The feds are moving to block the $1.4 billion acquisition of shaving startup Harry’s by Schick owner Edgewell Personal Care, saying the deal would raise consumer prices.
The Federal Trade Commission — whose concerns about the merger were first reported by The Post last month — voted 5-0 to issue a preliminary injunction against the acquisition, the agency said Monday.
“The loss of Harry’s as an independent competitor would remove a critical disruptive rival that has driven down prices and spurred innovation in an industry that was previously dominated by two main suppliers, one of whom is the acquirer,” the agency said in a statement.
The complaint alleges that Edgewell and Procter & Gamble — owner of Gillette — have operated their businesses as a “comfortable duopoly characterized by annual price increases that were not driven by changes in costs or demand.”
In a statement, Harry’s co-founders Jeff Raider and Andy Katz-Mayfield said they were “disappointed” by the FTC’s move and that they were “evaluating the best path forward.”
“We continue to believe the combination of our two companies would bring together complementary capabilities for the benefit of all stakeholders, including customers,” Edgewell chief executive Rod Little said.
The government’s concern over the merger has been heating up since August.

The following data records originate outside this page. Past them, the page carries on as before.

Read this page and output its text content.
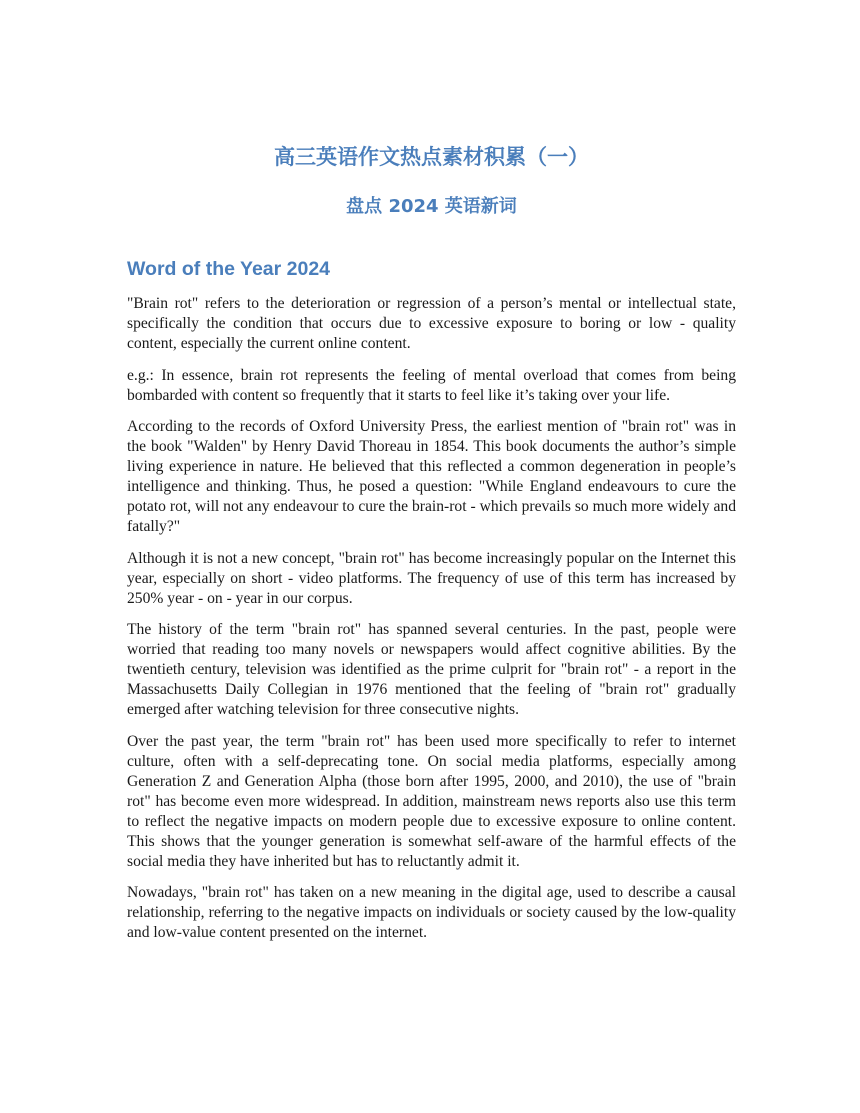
高三英语作文热点素材积累（一）
盘点 2024 英语新词
Word of the Year 2024

"Brain rot" refers to the deterioration or regression of a person’s mental or intellectual state, specifically the condition that occurs due to excessive exposure to boring or low - quality content, especially the current online content.

e.g.: In essence, brain rot represents the feeling of mental overload that comes from being bombarded with content so frequently that it starts to feel like it’s taking over your life.

According to the records of Oxford University Press, the earliest mention of "brain rot" was in the book "Walden" by Henry David Thoreau in 1854. This book documents the author’s simple living experience in nature. He believed that this reflected a common degeneration in people’s intelligence and thinking. Thus, he posed a question: "While England endeavours to cure the potato rot, will not any endeavour to cure the brain-rot - which prevails so much more widely and fatally?"

Although it is not a new concept, "brain rot" has become increasingly popular on the Internet this year, especially on short - video platforms. The frequency of use of this term has increased by 250% year - on - year in our corpus.

The history of the term "brain rot" has spanned several centuries. In the past, people were worried that reading too many novels or newspapers would affect cognitive abilities. By the twentieth century, television was identified as the prime culprit for "brain rot" - a report in the Massachusetts Daily Collegian in 1976 mentioned that the feeling of "brain rot" gradually emerged after watching television for three consecutive nights.

Over the past year, the term "brain rot" has been used more specifically to refer to internet culture, often with a self-deprecating tone. On social media platforms, especially among Generation Z and Generation Alpha (those born after 1995, 2000, and 2010), the use of "brain rot" has become even more widespread. In addition, mainstream news reports also use this term to reflect the negative impacts on modern people due to excessive exposure to online content. This shows that the younger generation is somewhat self-aware of the harmful effects of the social media they have inherited but has to reluctantly admit it.

Nowadays, "brain rot" has taken on a new meaning in the digital age, used to describe a causal relationship, referring to the negative impacts on individuals or society caused by the low-quality and low-value content presented on the internet.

As The Post reported exclusively last month, FTC officials have been asking “hard questions” about the effect the deal could have on razor prices.
In a last-ditch effort to avert a clampdown, Harry’s co-founder Raider insisted in a Jan. 16 blog post that Harry’s management would instead shake up the stodgy shaving industry and make it more competitive.
“Edgewell’s intellectual property, lower manufacturing costs and better distribution capabilities” will help keep prices the same “or even lower,” Raider wrote in the post on Medium.